Kim Grace E, Siddiqui Uzma D
Section of Gastroenterology, Hepatology, and Nutrition, Department of Internal Medicine, University of Chicago, Chicago, Illinois.
Center for Endoscopic Research and Therapeutics, University of Chicago, Chicago, Illinois.
VideoGIE. 2023 Jul 22;8(8):330-335. doi: 10.1016/j.vgie.2023.05.006. eCollection 2023 Aug.
Duodenal polyps have a reported incidence of 0.3% to 4.6%. Sporadic, nonampullary duodenal adenomas (SNDAs) comprise less than 10% of all duodenal polyps, and ampullary adenomas are even less common. Nonetheless, the incidence continues to rise because of widespread endoscopy use. Duodenal polyps with villous features or those that are larger than 10 mm may raise concern for malignancy and require removal. We demonstrate endoscopic resection of SNDAs and ampullary adenomas using some of our preferred techniques.
The duodenum has several components that can make EMR of duodenal polyps technically challenging. Not only does the duodenum have a thin muscle layer, but it is also highly mobile and vascular, which may explain higher rates of perforation and bleeding of duodenal EMR reported in the literature compared with colon EMR. A standard adult gastroscope with a distal cap is commonly used for duodenal EMRs. Based on the location, however, side-viewing duodenoscopes or pediatric colonoscopes may be used. To prepare for EMR, a submucosal injection is performed for an adequate lift. The polyp is then resected via stiff monofilament snares and subsequently closed with hemostatic clips if feasible. The ampullectomy technique differs slightly from duodenal EMRs and carries the additional risk of pancreatitis. Submucosal injection in the ampulla may not lift well; thus, its utility is debatable. Biliary sphincterotomy should be performed, and based on endoscopist preference, the pancreatic duct (PD) guidewire can be left during resection to maintain access. After resection, a PD stent is placed to minimize pancreatitis risk.

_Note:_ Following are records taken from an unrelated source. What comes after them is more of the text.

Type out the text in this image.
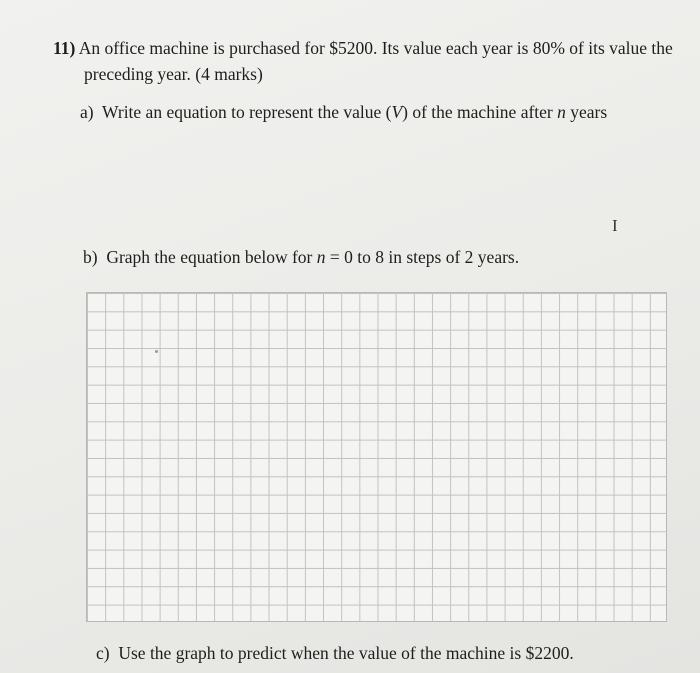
11) An office machine is purchased for $5200. Its value each year is 80% of its value the
preceding year. (4 marks)
a) Write an equation to represent the value (V) of the machine after n years
I
b) Graph the equation below for n = 0 to 8 in steps of 2 years.
c) Use the graph to predict when the value of the machine is $2200.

The video shows the aforementioned duodenal EMR techniques. Two clips of ampullectomy are also shown in the video.
A few common techniques used to perform duodenal EMR and ampullectomy are highlighted in the video. It is important to understand and manage adverse events associated with these procedures and to have established surveillance plans.
十二指肠息肉的报告发病率为0.3%至4.6%。散发性非壶腹十二指肠腺瘤(SNDAs)占所有十二指肠息肉的比例不到10%,壶腹腺瘤则更为少见。尽管如此,由于内镜检查的广泛应用,其发病率仍在持续上升。具有绒毛特征或直径大于10毫米的十二指肠息肉可能引发恶性肿瘤担忧,需要切除。我们展示了使用一些我们偏爱的技术对SNDAs和壶腹腺瘤进行内镜切除。
十二指肠有几个部分,这使得十二指肠息肉的内镜黏膜下剥离术(EMR)在技术上具有挑战性。十二指肠不仅肌层薄,而且活动度高且血管丰富,这可能解释了与结肠EMR相比,文献报道的十二指肠EMR穿孔和出血发生率更高的原因。标准的带远端帽的成人胃镜通常用于十二指肠EMR。然而,根据息肉位置,也可使用侧视十二指肠镜或小儿结肠镜。为进行EMR做准备,需进行黏膜下注射以充分抬举病变。然后通过硬单丝圈套器切除息肉,若可行,随后用止血夹封闭创面。壶腹切除术技术与十二指肠EMR略有不同,且有胰腺炎的额外风险。壶腹的黏膜下注射可能抬举效果不佳,因此其效用存在争议。应进行胆管括约肌切开术,根据内镜医师的偏好,切除过程中可留置胰管(PD)导丝以保持通路。切除后,放置PD支架以将胰腺炎风险降至最低。
视频展示了上述十二指肠EMR技术。视频中还展示了两段壶腹切除术片段。
视频中突出了用于进行十二指肠EMR和壶腹切除术的一些常用技术。了解并处理与这些操作相关的不良事件以及制定既定的监测计划很重要。